Each state is to obtain its revenue independently from the confederal government. It is to tax its citizens and seek other revenue streams with which it funds its activities. Under no circumstances is a state to be financially dependent on the central government.
The confederal government is to be composed of a legislature (at least two delegates from each state, not to exceed overall 100 legislators for the country), legislators serve five year terms, not to exceed six terms, 30 years altogether; a prime minister elected by the legislators from among themselves; who serves a term of five years, but not to exceed two terms, ten years; an elected but nominal president who serves one term of ten years, the president must be of retirement age, a 70 year old national achiever, say, the best scientist in the country; an independent judiciary with the usual three tiers: Supreme Court of not more than thirteen justices, one of whom is the chief justice, appellate courts of three judges and district courts of single judges; each state having at least one district court, and a group of states constituting an appellate area.
What one visualizes for Nigeria is a situation where each of the ethnic groups in it is essentially governing itself while delegating certain powers to the national government. This arrangement would give each ethnic group sufficient sense of independence and leg room to be itself. This system will work for Nigeria.
In fact, it is the only system that will work for Nigeria. Not only will it work for Nigeria, it will work for other multiethnic countries in Africa. One advocates that multi ethnic countries in Africa adopt confederal systems of government. African countries, in fact, do not have any choice but to do this.
If in the future Africans freely choose to become federations with strong central governments, rather than confederations with weak central governments, that are welcome.

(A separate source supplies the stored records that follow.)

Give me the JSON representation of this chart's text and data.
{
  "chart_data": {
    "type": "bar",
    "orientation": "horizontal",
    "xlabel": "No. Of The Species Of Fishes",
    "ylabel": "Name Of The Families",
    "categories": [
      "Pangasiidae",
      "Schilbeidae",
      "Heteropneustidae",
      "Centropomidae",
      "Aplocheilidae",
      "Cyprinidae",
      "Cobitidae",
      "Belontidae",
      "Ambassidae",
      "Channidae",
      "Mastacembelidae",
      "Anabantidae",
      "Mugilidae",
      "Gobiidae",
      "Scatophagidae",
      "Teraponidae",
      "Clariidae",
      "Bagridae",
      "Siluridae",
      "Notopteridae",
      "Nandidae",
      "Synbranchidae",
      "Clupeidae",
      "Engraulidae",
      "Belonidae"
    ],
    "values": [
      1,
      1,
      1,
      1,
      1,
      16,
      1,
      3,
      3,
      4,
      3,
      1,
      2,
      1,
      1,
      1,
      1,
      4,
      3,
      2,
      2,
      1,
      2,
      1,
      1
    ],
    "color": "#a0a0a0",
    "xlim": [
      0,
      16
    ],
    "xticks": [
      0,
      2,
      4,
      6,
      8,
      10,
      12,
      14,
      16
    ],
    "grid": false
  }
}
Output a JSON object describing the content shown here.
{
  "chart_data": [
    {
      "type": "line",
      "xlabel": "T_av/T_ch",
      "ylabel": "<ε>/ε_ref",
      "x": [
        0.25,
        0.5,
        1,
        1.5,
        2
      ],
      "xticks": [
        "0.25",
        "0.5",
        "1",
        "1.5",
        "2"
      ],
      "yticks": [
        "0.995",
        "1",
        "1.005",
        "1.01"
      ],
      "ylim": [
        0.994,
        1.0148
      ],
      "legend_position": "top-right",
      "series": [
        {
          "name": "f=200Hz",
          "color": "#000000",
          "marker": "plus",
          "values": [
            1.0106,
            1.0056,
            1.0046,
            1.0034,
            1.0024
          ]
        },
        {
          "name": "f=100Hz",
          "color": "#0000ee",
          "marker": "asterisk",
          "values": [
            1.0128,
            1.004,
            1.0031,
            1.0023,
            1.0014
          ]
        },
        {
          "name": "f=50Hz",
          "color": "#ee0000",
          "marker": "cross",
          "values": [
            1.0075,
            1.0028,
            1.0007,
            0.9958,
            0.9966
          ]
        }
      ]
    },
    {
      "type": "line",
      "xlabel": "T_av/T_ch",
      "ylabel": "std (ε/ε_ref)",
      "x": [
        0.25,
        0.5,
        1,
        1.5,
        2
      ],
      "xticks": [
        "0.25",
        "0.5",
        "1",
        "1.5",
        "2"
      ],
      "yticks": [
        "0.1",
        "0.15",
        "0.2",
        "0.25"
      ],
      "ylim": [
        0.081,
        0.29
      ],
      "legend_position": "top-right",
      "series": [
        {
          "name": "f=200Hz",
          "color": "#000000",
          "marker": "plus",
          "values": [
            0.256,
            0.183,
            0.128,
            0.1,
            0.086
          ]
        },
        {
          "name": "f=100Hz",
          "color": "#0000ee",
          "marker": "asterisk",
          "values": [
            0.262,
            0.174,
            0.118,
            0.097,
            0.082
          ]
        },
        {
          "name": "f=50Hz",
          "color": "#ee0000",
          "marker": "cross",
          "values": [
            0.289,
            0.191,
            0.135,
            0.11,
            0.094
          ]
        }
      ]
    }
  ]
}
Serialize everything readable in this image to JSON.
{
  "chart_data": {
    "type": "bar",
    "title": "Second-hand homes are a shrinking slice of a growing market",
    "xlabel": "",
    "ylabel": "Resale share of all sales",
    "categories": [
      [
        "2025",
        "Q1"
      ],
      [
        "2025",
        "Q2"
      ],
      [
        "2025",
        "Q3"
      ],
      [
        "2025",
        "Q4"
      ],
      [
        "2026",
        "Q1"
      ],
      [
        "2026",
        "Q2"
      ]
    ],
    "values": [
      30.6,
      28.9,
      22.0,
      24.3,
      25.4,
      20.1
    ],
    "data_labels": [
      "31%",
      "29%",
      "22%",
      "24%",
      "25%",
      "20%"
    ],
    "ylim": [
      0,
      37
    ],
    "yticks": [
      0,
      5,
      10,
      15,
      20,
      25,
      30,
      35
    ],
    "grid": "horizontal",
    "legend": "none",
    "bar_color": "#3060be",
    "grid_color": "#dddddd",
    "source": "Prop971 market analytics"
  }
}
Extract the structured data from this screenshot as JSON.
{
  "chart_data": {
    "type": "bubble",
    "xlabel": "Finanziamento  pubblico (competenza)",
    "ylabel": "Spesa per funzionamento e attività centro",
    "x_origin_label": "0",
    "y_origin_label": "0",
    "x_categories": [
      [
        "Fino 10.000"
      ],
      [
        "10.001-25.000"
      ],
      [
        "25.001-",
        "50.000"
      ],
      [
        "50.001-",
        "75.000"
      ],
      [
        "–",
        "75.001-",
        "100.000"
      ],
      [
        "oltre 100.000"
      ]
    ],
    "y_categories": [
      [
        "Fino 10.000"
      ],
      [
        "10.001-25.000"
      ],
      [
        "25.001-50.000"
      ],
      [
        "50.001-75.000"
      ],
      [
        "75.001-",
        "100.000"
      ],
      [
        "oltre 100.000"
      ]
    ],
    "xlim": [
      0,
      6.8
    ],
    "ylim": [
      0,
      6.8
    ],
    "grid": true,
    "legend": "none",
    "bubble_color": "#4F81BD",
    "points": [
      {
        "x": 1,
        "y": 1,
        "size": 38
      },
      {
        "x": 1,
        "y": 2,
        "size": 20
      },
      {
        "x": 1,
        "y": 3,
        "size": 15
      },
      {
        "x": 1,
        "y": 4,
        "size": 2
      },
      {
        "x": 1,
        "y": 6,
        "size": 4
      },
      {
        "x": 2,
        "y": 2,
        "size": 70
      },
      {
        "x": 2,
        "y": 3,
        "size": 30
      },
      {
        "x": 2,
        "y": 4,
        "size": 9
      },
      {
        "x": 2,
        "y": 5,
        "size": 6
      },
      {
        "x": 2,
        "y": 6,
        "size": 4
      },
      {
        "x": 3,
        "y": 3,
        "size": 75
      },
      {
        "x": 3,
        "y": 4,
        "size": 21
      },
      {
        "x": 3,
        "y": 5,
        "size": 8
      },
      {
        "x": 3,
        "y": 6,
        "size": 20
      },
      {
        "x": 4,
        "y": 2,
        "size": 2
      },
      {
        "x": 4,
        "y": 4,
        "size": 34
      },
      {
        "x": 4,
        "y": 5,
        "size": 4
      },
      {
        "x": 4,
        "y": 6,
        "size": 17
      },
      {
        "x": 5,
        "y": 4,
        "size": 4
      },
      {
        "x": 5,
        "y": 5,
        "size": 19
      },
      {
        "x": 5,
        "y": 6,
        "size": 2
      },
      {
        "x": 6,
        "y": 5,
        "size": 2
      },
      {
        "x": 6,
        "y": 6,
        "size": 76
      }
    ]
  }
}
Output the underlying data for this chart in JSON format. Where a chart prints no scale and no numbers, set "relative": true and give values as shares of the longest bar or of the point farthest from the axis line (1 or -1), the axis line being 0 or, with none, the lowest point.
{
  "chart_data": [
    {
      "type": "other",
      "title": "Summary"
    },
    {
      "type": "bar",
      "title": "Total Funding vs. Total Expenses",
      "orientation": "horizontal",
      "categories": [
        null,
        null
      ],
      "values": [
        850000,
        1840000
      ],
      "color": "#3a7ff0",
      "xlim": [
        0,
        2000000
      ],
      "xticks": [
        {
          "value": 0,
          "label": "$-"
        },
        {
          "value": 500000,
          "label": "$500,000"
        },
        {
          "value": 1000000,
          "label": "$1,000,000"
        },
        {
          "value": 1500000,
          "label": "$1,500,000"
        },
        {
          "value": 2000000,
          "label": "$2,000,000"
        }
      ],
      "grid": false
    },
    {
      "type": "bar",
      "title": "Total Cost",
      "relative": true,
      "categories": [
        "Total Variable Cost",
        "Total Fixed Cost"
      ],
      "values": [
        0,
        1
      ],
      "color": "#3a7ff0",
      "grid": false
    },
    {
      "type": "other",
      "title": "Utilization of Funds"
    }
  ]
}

In the present, confederating the present African countries seem the only way to avert some groups dominating others, and those dominated resenting it, with the result being intermittent civil wars in Africa.
DISADVANTAGES OF CONFEDERATIONS
Whereas confederal government seems the best government for extant African countries, this type of government tends to have inherent weaknesses. It is because of its weaknesses that the United States of America gave it up. It should be recalled that after its war of independence, America first adopted a confederal constitution (Articles of Confederation) and later found that system unworkable. Essentially, the Articles of Confederation made the central government too weak and the states too strong. The states did not have to accept direction from the center. There was no president or judiciary; congress was not even standing but met occasionally. This arrangement was particularly detrimental to the country’s military so that enemies easily walked all over America.
In light of the inherent problems in confederations, one made some changes in them by insisting on a standing national legislature, nominal president, executive prime minister, unified military command at the central level and the center’s control of foreign relations.
Each state must have control of its own police force (the central government must have its own police and additionally a secret police).
We do not have to deny some of the inherent problems of confederal governments, but with good effort, confederations can be made to work, after all they work in Switzerland. At any rate, it seems the only alternative that would avert Africans penchant for mutual mayhem.